La Palestine, l’arabité et l’islam politique

Si cette distinction est recherchée, le terme « islam politique » perd son sens véritable. Il permet simplement la distinction entre des mouvements islamiques ayant des programmes politiques ou s’intéressant aux questions politiques et d’autres mouvements islamiques évitant d’examiner les questions d’ordre général ou politique. En revanche, si cette expression est utilisée pour désigner des mouvements spécifiques, il s’agit d’une fuite en avant pour ne pas les nommer. Ici, le but est de les récuser.

Conférer un caractère politique à un mouvement constitue-t-il, en soi, un défaut ou un point faible ? Le fait de rejeter la politique au nom de l’Islam n’est-il pas justement contraire à l’Islam ? Assurément, cette posture apolitique n’a rien à voir avec la compréhension et l’histoire de l’Islam.

Les marxistes qui utilisent cette expression, oublient que le qualificatif « politique » peut s’appliquer à la totalité des actions y compris les plus banales comme allumer l’interrupteur d’électricité dans une maison. En effet, cette action peut-être considérée comme politique car, en fin de compte, la facture est payée à une compagnie d’électricité qui joue elle-même un rôle politique. Nous pourrions multiplier ce type d’exemple.

Nous estimons important de mettre les points sur les « i » concernant le mouvement islamique. Notre objectif est de critiquer des politiques et non pas de parler d’un « islam politique » qui engloberait des mouvements ayant des programmes et des positions politiques bien différents.

Nous traiterons dans ce travail deux points centraux : premièrement, celui de l’histoire des rapports entre les mouvements islamiques et la question palestinienne ; deuxièmement, celui de la question palestinienne et des révolutions arabes, et de leurs suites.

1. Les mouvements islamiques et la question palestinienne

Depuis que la question palestinienne se pose, les oulémas musulmans, aux niveaux palestinien, arabe et islamique, l’ont toujours défendue.

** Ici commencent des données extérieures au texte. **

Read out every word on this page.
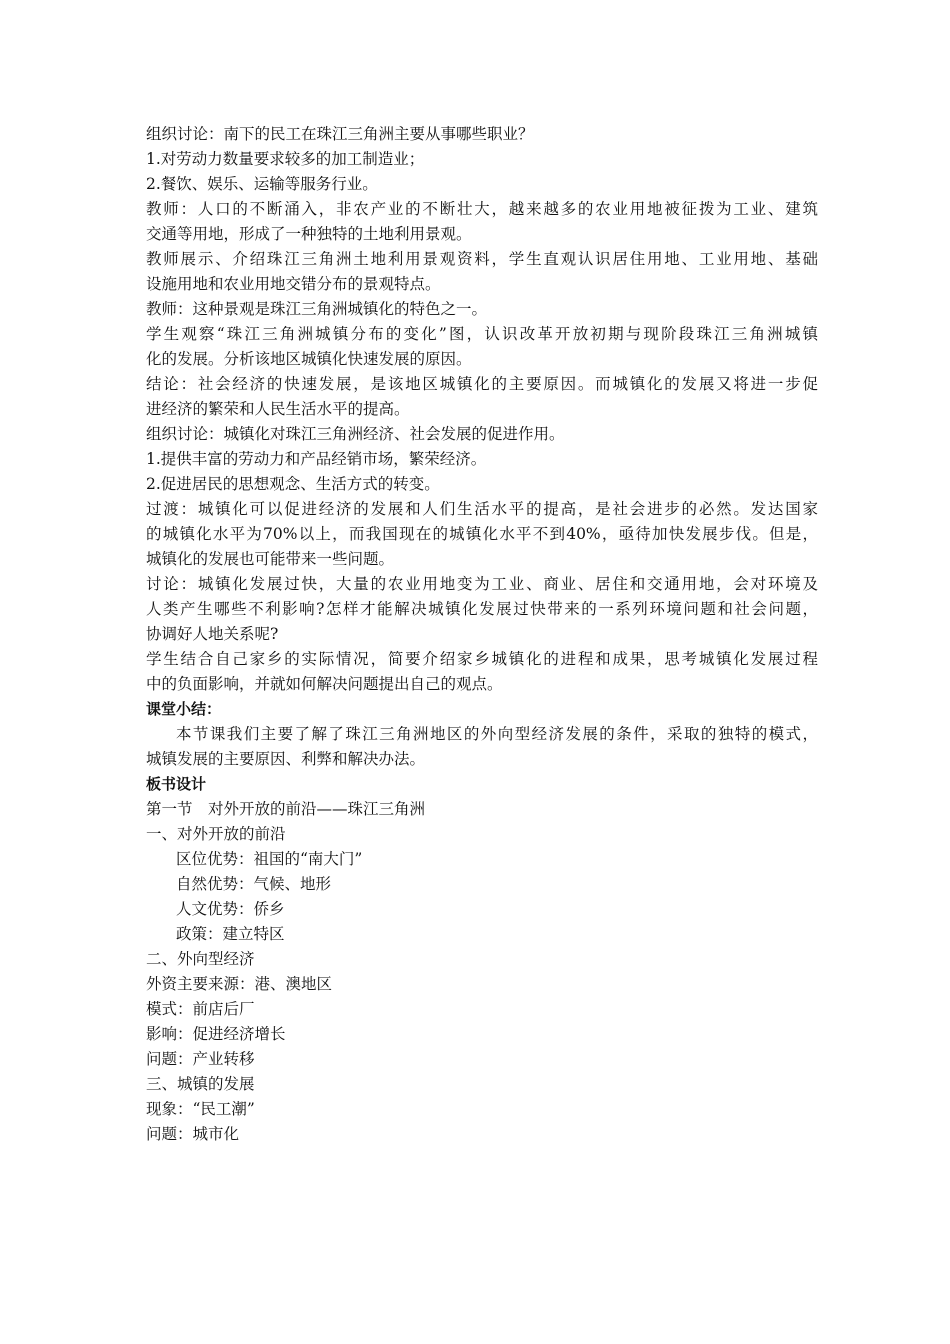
组织讨论：南下的民工在珠江三角洲主要从事哪些职业？
1.对劳动力数量要求较多的加工制造业；
2.餐饮、娱乐、运输等服务行业。
教师：人口的不断涌入，非农产业的不断壮大，越来越多的农业用地被征拨为工业、建筑
交通等用地，形成了一种独特的土地利用景观。
教师展示、介绍珠江三角洲土地利用景观资料，学生直观认识居住用地、工业用地、基础
设施用地和农业用地交错分布的景观特点。
教师：这种景观是珠江三角洲城镇化的特色之一。
学生观察“珠江三角洲城镇分布的变化”图，认识改革开放初期与现阶段珠江三角洲城镇
化的发展。分析该地区城镇化快速发展的原因。
结论：社会经济的快速发展，是该地区城镇化的主要原因。而城镇化的发展又将进一步促
进经济的繁荣和人民生活水平的提高。
组织讨论：城镇化对珠江三角洲经济、社会发展的促进作用。
1.提供丰富的劳动力和产品经销市场，繁荣经济。
2.促进居民的思想观念、生活方式的转变。
过渡：城镇化可以促进经济的发展和人们生活水平的提高，是社会进步的必然。发达国家
的城镇化水平为70%以上，而我国现在的城镇化水平不到40%，亟待加快发展步伐。但是，
城镇化的发展也可能带来一些问题。
讨论：城镇化发展过快，大量的农业用地变为工业、商业、居住和交通用地，会对环境及
人类产生哪些不利影响?怎样才能解决城镇化发展过快带来的一系列环境问题和社会问题，
协调好人地关系呢?
学生结合自己家乡的实际情况，简要介绍家乡城镇化的进程和成果，思考城镇化发展过程
中的负面影响，并就如何解决问题提出自己的观点。
课堂小结：
本节课我们主要了解了珠江三角洲地区的外向型经济发展的条件，采取的独特的模式，
城镇发展的主要原因、利弊和解决办法。
板书设计
第一节　对外开放的前沿——珠江三角洲
一、对外开放的前沿
区位优势：祖国的“南大门”
自然优势：气候、地形
人文优势：侨乡
政策：建立特区
二、外向型经济
外资主要来源：港、澳地区
模式：前店后厂
影响：促进经济增长
问题：产业转移
三、城镇的发展
现象：“民工潮”
问题：城市化
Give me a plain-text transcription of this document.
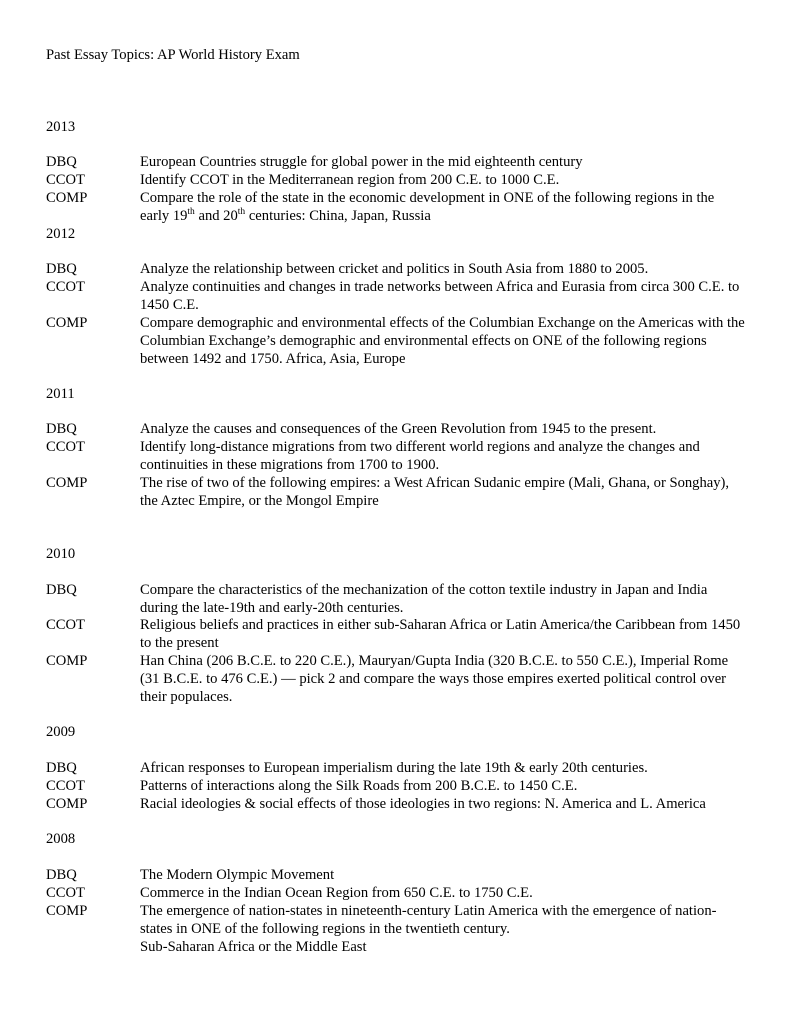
Past Essay Topics: AP World History Exam
2013
DBQ	European Countries struggle for global power in the mid eighteenth century
CCOT	Identify CCOT in the Mediterranean region from 200 C.E. to 1000 C.E.
COMP	Compare the role of the state in the economic development in ONE of the following regions in the early 19th and 20th centuries: China, Japan, Russia
2012
DBQ	Analyze the relationship between cricket and politics in South Asia from 1880 to 2005.
CCOT	Analyze continuities and changes in trade networks between Africa and Eurasia from circa 300 C.E. to 1450 C.E.
COMP	Compare demographic and environmental effects of the Columbian Exchange on the Americas with the Columbian Exchange’s demographic and environmental effects on ONE of the following regions between 1492 and 1750. Africa, Asia, Europe
2011
DBQ	Analyze the causes and consequences of the Green Revolution from 1945 to the present.
CCOT	Identify long-distance migrations from two different world regions and analyze the changes and continuities in these migrations from 1700 to 1900.
COMP	The rise of two of the following empires: a West African Sudanic empire (Mali, Ghana, or Songhay), the Aztec Empire, or the Mongol Empire
2010
DBQ	Compare the characteristics of the mechanization of the cotton textile industry in Japan and India during the late-19th and early-20th centuries.
CCOT	Religious beliefs and practices in either sub-Saharan Africa or Latin America/the Caribbean from 1450 to the present
COMP	Han China (206 B.C.E. to 220 C.E.), Mauryan/Gupta India (320 B.C.E. to 550 C.E.), Imperial Rome (31 B.C.E. to 476 C.E.) — pick 2 and compare the ways those empires exerted political control over their populaces.
2009
DBQ	African responses to European imperialism during the late 19th & early 20th centuries.
CCOT	Patterns of interactions along the Silk Roads from 200 B.C.E. to 1450 C.E.
COMP	Racial ideologies & social effects of those ideologies in two regions: N. America and L. America
2008
DBQ	The Modern Olympic Movement
CCOT	Commerce in the Indian Ocean Region from 650 C.E. to 1750 C.E.
COMP	The emergence of nation-states in nineteenth-century Latin America with the emergence of nation-states in ONE of the following regions in the twentieth century.
Sub-Saharan Africa or the Middle East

Ils se sont opposés au projet colonialiste et sioniste cherchant à coloniser la Palestine, à y favoriser l’émigration juive et à y fonder un État national pour les juifs. De nombreuses conférences traitant de ces sujets ont été organisées en Palestine et dans d’autres pays. 

Les mouvements nationalistes et panarabes comme pour le mouvement communiste, au moins jusqu’en 1947, défendaient les mêmes positions sur la question palestinienne.

Lorsque les mouvements islamistes, et à leur avant-garde – le mouvement des Frères musulmans créé en 1928 –, commencèrent à se former, leur position était catégorique quant au refus du projet sioniste, au soutien accordé à la résistance du peuple palestinien et au soulèvement du monde arabe.

Il y a eu un consensus contre la décision – contenue dans la résolution 181 (2) – de « partage » de la Palestine prise par l’ONU. En 1948, il y eut également un consensus pour appeler au jihad contre la création d’un État sioniste. En raison de leur engagement, les Frères musulmans jouèrent un rôle particulièrement important dans la guerre de 1948.

Les courants panarabes et nationalistes en général s’opposèrent également à ce partage. Ils s’engagèrent contre l’application de cette résolution. Le Parti Baath rejeta pareillement la résolution 181. Il participa à la guerre de 1948.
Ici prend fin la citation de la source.